At the beginning of the century, taking the ‘petit train des pignes’ (‘little pine cone train’), a few wealthy families discovered the shores at the foot of the Maures. Dazzled by the beauty of this unspoilt coastline, the Adam, Eiffel, Royce, Clément-Bayard and Foncin families had their holiday homes built above the blue waters amongst the heather, rock roses and arbutus…
The Courmes property
A Parisian businessman, Alfred Théodore Courmes, set up his retirement residence at Le Rayol in 1910. He had his house built on a headland overlooking the Baie du Figuier. He organised his ornamental gardens around an antique-inspired pergola, planting palm trees, date palms, eucalyptus, agaves and mimosa. Nearby, there was a terraced vegetable garden and an orchard on the side of a hill above a charming little farm. In 1925, whilst a real estate company was setting up a seaside resort in Le Rayol, the Courmes family sold their house which became the ‘Hôtel de la Mer’. The couple then went to live in the Villa Rayolet built at the other end of the property.
The Potez Domaine
In January 1940, Madame Courmes sold the Domaine to the famous aircraft manufacturer Henry Potez. Forced by the war to abandon his factories in the Somme, Potez came to take refuge at Le Rayol with his family, at which point the houses underwent refurbishment. A number of servants attended on the family, whilst a dozen gardeners tended the garden. A majestic staircase was built under the pergola. It is during this period that the garden enjoyed its golden age. Once the war had come to an end, the Domaine du Rayol became only a summer residence. It was abandoned at the end of the sixties, for want of staff and maintenance.
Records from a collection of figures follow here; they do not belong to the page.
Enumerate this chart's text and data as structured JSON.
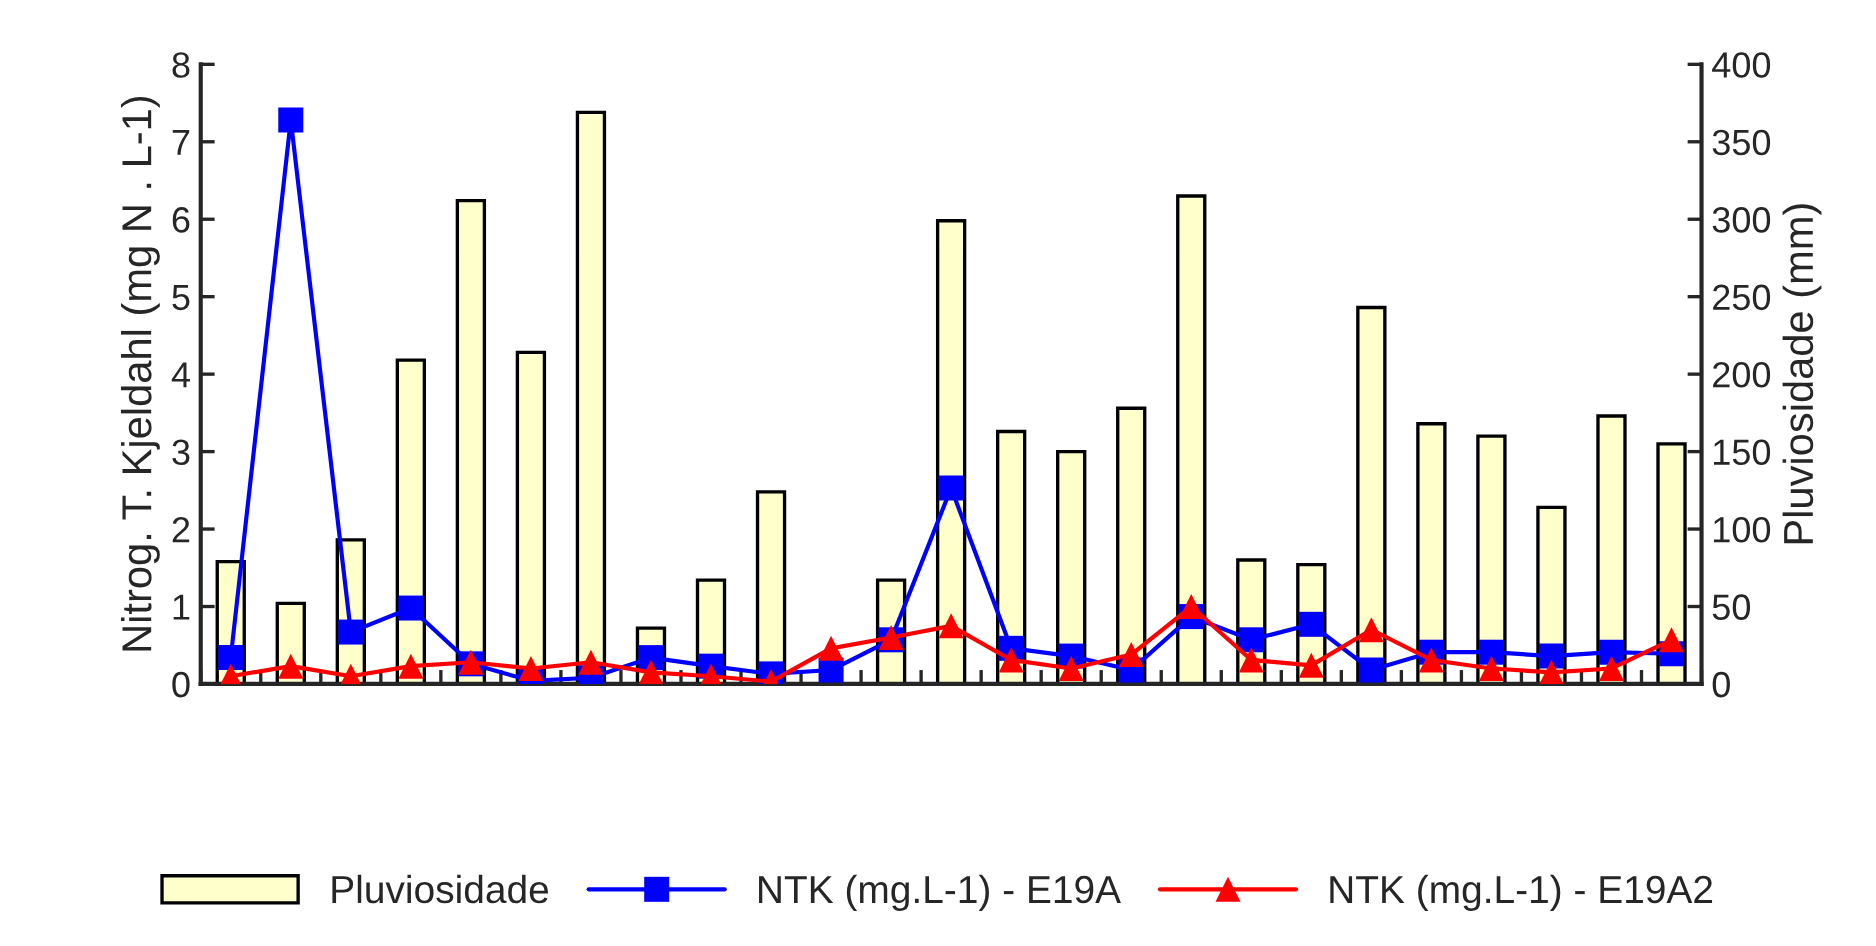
{
  "chart_data": {
    "type": "bar",
    "ylabel": "Nitrog. T. Kjeldahl (mg N . L-1)",
    "y2label": "Pluviosidade (mm)",
    "categories": [
      null,
      null,
      null,
      null,
      null,
      null,
      null,
      null,
      null,
      null,
      null,
      null,
      null,
      null,
      null,
      null,
      null,
      null,
      null,
      null,
      null,
      null,
      null,
      null,
      null
    ],
    "series": [
      {
        "name": "Pluviosidade",
        "axis": "y2",
        "color": "#ffffcc",
        "values": [
          79,
          52,
          93,
          209,
          312,
          214,
          369,
          36,
          67,
          124,
          null,
          67,
          299,
          163,
          150,
          178,
          315,
          80,
          77,
          243,
          168,
          160,
          114,
          173,
          155
        ]
      },
      {
        "name": "NTK (mg.L-1) - E19A",
        "type": "line",
        "color": "#0000ff",
        "marker": "square",
        "values": [
          0.34,
          7.28,
          0.67,
          0.98,
          0.26,
          0.04,
          0.08,
          0.34,
          0.23,
          0.13,
          0.18,
          0.57,
          2.53,
          0.46,
          0.36,
          0.18,
          0.87,
          0.57,
          0.77,
          0.18,
          0.41,
          0.41,
          0.36,
          0.41,
          0.39
        ]
      },
      {
        "name": "NTK (mg.L-1) - E19A2",
        "type": "line",
        "color": "#ff0000",
        "marker": "triangle",
        "values": [
          0.1,
          0.23,
          0.1,
          0.23,
          0.28,
          0.2,
          0.28,
          0.15,
          0.1,
          0.03,
          0.46,
          0.6,
          0.75,
          0.31,
          0.2,
          0.38,
          1.0,
          0.31,
          0.24,
          0.7,
          0.31,
          0.2,
          0.15,
          0.2,
          0.57
        ]
      }
    ],
    "ylim": [
      0,
      8
    ],
    "yticks": [
      0,
      1,
      2,
      3,
      4,
      5,
      6,
      7,
      8
    ],
    "y2lim": [
      0,
      400
    ],
    "y2ticks": [
      0,
      50,
      100,
      150,
      200,
      250,
      300,
      350,
      400
    ],
    "grid": false,
    "legend": "bottom",
    "line_style": "solid"
  }
}
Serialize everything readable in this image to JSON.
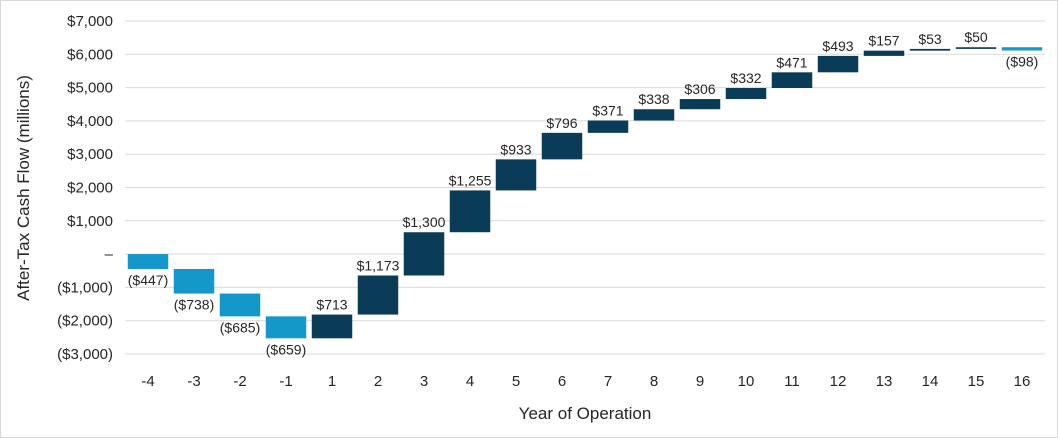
{
  "chart_data": {
    "type": "waterfall",
    "title": "",
    "xlabel": "Year of Operation",
    "ylabel": "After-Tax Cash Flow (millions)",
    "ylim": [
      -3000,
      7000
    ],
    "yticks": [
      7000,
      6000,
      5000,
      4000,
      3000,
      2000,
      1000,
      0,
      -1000,
      -2000,
      -3000
    ],
    "ytick_labels": [
      "$7,000",
      "$6,000",
      "$5,000",
      "$4,000",
      "$3,000",
      "$2,000",
      "$1,000",
      "–",
      "($1,000)",
      "($2,000)",
      "($3,000)"
    ],
    "grid": true,
    "categories": [
      "-4",
      "-3",
      "-2",
      "-1",
      "1",
      "2",
      "3",
      "4",
      "5",
      "6",
      "7",
      "8",
      "9",
      "10",
      "11",
      "12",
      "13",
      "14",
      "15",
      "16"
    ],
    "values": [
      -447,
      -738,
      -685,
      -659,
      713,
      1173,
      1300,
      1255,
      933,
      796,
      371,
      338,
      306,
      332,
      471,
      493,
      157,
      53,
      50,
      -98
    ],
    "labels": [
      "($447)",
      "($738)",
      "($685)",
      "($659)",
      "$713",
      "$1,173",
      "$1,300",
      "$1,255",
      "$933",
      "$796",
      "$371",
      "$338",
      "$306",
      "$332",
      "$471",
      "$493",
      "$157",
      "$53",
      "$50",
      "($98)"
    ],
    "colors": {
      "negative": "#1398c9",
      "positive": "#0b3c57",
      "grid": "#d9d9d9",
      "text": "#262626"
    }
  }
}
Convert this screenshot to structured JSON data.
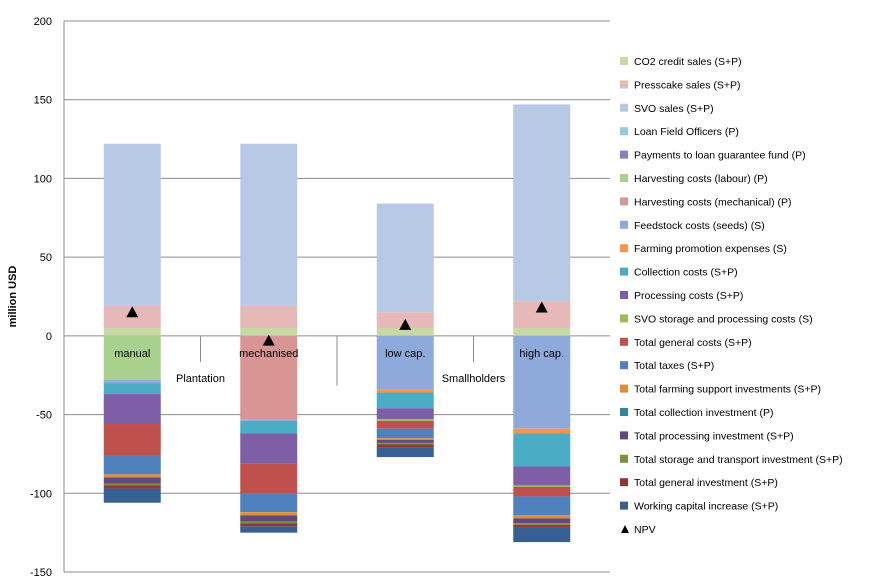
{
  "chart_data": {
    "type": "stacked-bar",
    "ylabel": "million USD",
    "ylim": [
      -150,
      200
    ],
    "yticks": [
      -150,
      -100,
      -50,
      0,
      50,
      100,
      150,
      200
    ],
    "grid": true,
    "legend_position": "right",
    "categories": [
      "manual",
      "mechanised",
      "low cap.",
      "high cap."
    ],
    "groups": [
      {
        "label": "Plantation",
        "categories": [
          "manual",
          "mechanised"
        ]
      },
      {
        "label": "Smallholders",
        "categories": [
          "low cap.",
          "high cap."
        ]
      }
    ],
    "series": [
      {
        "name": "CO2 credit sales (S+P)",
        "color": "#c6d9a5",
        "values": [
          5,
          5,
          5,
          5
        ]
      },
      {
        "name": "Presscake sales (S+P)",
        "color": "#e6b8b7",
        "values": [
          14,
          14,
          10,
          17
        ]
      },
      {
        "name": "SVO sales (S+P)",
        "color": "#b8c9e6",
        "values": [
          103,
          103,
          69,
          125
        ]
      },
      {
        "name": "Loan Field Officers (P)",
        "color": "#93cddd",
        "values": [
          0,
          0,
          0,
          0
        ]
      },
      {
        "name": "Payments to loan guarantee fund (P)",
        "color": "#8e7cc3",
        "values": [
          0,
          0,
          0,
          0
        ]
      },
      {
        "name": "Harvesting costs (labour) (P)",
        "color": "#a9d18e",
        "values": [
          -28,
          0,
          0,
          0
        ]
      },
      {
        "name": "Harvesting costs (mechanical) (P)",
        "color": "#d99594",
        "values": [
          0,
          -53,
          0,
          0
        ]
      },
      {
        "name": "Feedstock costs (seeds) (S)",
        "color": "#8eaadb",
        "values": [
          -2,
          -1,
          -34,
          -59
        ]
      },
      {
        "name": "Farming promotion expenses (S)",
        "color": "#f79646",
        "values": [
          0,
          0,
          -2,
          -3
        ]
      },
      {
        "name": "Collection costs (S+P)",
        "color": "#4bacc6",
        "values": [
          -7,
          -8,
          -10,
          -21
        ]
      },
      {
        "name": "Processing costs (S+P)",
        "color": "#7f5ea8",
        "values": [
          -19,
          -19,
          -7,
          -12
        ]
      },
      {
        "name": "SVO storage and processing costs (S)",
        "color": "#9bbb59",
        "values": [
          0,
          0,
          -1,
          -1
        ]
      },
      {
        "name": "Total general costs (S+P)",
        "color": "#c0504d",
        "values": [
          -20,
          -19,
          -5,
          -6
        ]
      },
      {
        "name": "Total taxes (S+P)",
        "color": "#4f81bd",
        "values": [
          -12,
          -12,
          -6,
          -12
        ]
      },
      {
        "name": "Total farming support investments (S+P)",
        "color": "#e08e3c",
        "values": [
          -2,
          -2,
          -1,
          -2
        ]
      },
      {
        "name": "Total collection investment (P)",
        "color": "#31859c",
        "values": [
          0,
          0,
          0,
          0
        ]
      },
      {
        "name": "Total processing investment (S+P)",
        "color": "#604a7b",
        "values": [
          -4,
          -4,
          -2,
          -3
        ]
      },
      {
        "name": "Total storage and transport investment (S+P)",
        "color": "#77933c",
        "values": [
          -1,
          -1,
          -1,
          -1
        ]
      },
      {
        "name": "Total general investment (S+P)",
        "color": "#953735",
        "values": [
          -2,
          -2,
          -2,
          -2
        ]
      },
      {
        "name": "Working capital increase (S+P)",
        "color": "#366092",
        "values": [
          -9,
          -4,
          -6,
          -9
        ]
      }
    ],
    "npv": {
      "name": "NPV",
      "values": [
        15,
        -3,
        7,
        18
      ]
    }
  }
}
The Domaine du Rayol safeguarded
The property went on to escape many property projects thanks to the action of conservationists. It was bought in 1989 by the Conservatoire du Littoral. The landscapes, flora and fauna of the last wild shores at the foot of the Maures would thus be preserved. At the request of the Conservatoire du Littoral, landscape gardener Gilles Clément’s proposal for the site was to evoke the flora and landscapes associated with regions of the world with Mediterranean climates, namely: the Mediterranean Basin, south-eastern California, central Chile, the Cape region in South Africa and southern Australia. Thus, from the former gardens of the Domaine, several gardens have emerged that reflect the plant environments of the Mediterranean regions of the world.